Career highlights and awards
- World Series champion (1962);

= Phil Linz =

American baseball player (1939–2020)

Philip Francis Linz (June 4, 1939 – December 9, 2020) was an American professional baseball player. Linz played in Major League Baseball for the New York Yankees (1962–65), Philadelphia Phillies (1966–67), and New York Mets (1967–68). He batted and threw right-handed, and was listed at 6 ft and 180 lb, during his playing days.

The utility player was more likely remembered for the infamous (Yankees) "Harmonica Incident" than anything he accomplished in his seven-year major league career.

==New York Yankees==
After five years in the New York Yankees' farm system, in which he batted .304 with fifteen home runs mostly at shortstop, Linz made the big league club out of Spring training 1962. Used exclusively as a pinch hitter or pinch runner up to that point, he made his first appearance on the field on May 23 at third base after Clete Boyer was hit by a pitch, and taken out of the game. In his second at bat, with the Yankees trailing 7–2, Linz hit a two-run home run. He also singled in two runs and scored a run in the Yankees' nine run eighth inning that saw them take the lead, and win the game.

This performance earned Linz the start the next day, and he remained at third until Boyer returned on May 27. For the season, Linz batted .287 with one home run and fourteen runs batted in. He did not appear in the Yankees' World Series victory over the San Francisco Giants.

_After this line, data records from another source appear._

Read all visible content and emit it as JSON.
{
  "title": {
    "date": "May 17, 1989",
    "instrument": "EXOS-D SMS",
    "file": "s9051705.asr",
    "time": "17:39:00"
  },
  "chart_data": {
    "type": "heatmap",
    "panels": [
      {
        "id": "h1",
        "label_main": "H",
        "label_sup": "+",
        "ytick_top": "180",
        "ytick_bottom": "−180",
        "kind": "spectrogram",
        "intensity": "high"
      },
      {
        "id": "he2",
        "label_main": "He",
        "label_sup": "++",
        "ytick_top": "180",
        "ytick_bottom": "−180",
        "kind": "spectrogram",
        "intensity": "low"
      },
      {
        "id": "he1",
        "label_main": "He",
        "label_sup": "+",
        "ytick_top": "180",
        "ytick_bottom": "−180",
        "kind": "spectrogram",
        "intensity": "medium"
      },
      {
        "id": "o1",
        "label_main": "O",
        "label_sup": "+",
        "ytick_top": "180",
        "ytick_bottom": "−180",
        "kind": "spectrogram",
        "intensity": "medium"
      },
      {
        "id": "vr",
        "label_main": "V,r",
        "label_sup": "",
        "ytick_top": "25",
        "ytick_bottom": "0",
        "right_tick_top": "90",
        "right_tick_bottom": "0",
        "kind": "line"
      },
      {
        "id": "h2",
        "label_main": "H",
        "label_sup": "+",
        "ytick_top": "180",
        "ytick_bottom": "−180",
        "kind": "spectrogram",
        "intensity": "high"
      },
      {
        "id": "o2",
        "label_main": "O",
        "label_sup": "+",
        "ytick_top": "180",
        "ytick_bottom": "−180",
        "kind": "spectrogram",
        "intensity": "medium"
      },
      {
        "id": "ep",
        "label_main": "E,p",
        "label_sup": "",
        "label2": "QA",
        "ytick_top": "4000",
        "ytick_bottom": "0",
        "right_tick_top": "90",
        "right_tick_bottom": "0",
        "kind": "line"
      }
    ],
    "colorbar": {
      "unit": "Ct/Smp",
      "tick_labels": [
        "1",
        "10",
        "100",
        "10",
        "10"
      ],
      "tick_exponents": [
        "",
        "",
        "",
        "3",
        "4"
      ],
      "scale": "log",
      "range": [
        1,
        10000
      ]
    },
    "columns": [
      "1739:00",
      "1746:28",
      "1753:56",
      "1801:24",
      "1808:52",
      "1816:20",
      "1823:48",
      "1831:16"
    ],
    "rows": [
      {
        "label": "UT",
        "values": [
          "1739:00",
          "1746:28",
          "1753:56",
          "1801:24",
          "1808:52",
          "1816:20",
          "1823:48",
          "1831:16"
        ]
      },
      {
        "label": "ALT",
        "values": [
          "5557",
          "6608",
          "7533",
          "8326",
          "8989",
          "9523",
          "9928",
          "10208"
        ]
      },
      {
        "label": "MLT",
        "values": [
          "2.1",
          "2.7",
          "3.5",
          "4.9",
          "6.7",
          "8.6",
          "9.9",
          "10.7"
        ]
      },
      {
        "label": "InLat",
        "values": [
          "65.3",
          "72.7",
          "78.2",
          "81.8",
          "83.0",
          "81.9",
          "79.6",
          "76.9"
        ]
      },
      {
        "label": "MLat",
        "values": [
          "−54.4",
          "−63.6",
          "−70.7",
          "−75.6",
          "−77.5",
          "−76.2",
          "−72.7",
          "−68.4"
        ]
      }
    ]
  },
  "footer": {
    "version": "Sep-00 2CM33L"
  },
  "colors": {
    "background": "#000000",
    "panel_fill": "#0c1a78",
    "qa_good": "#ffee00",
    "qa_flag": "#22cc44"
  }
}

He became more of a utility player in 1963, making twelve appearances in the outfield. This increased versatility earned Linz a semi-regular position in the Yankees' line-up for 1964, when he made a career high 417 plate appearances. He also appeared in all seven games of the World Series, filling in for an injured Tony Kubek at short (David Halberstam, describing the series in his book October 1964, attributes the Yankee loss in part to the ineffectiveness of the Linz-Bobby Richardson combination in the middle of the Yankee infield.). He homered off Barney Schultz in game two, and Bob Gibson in the ninth inning of game seven, as the Yankees attempted a late comeback.

===Harmonica incident===
Following the 1963 season, Yankees General Manager Roy Hamey retired. Manager Ralph Houk moved into the GM position, while Yankees legend Yogi Berra assumed managerial responsibilities.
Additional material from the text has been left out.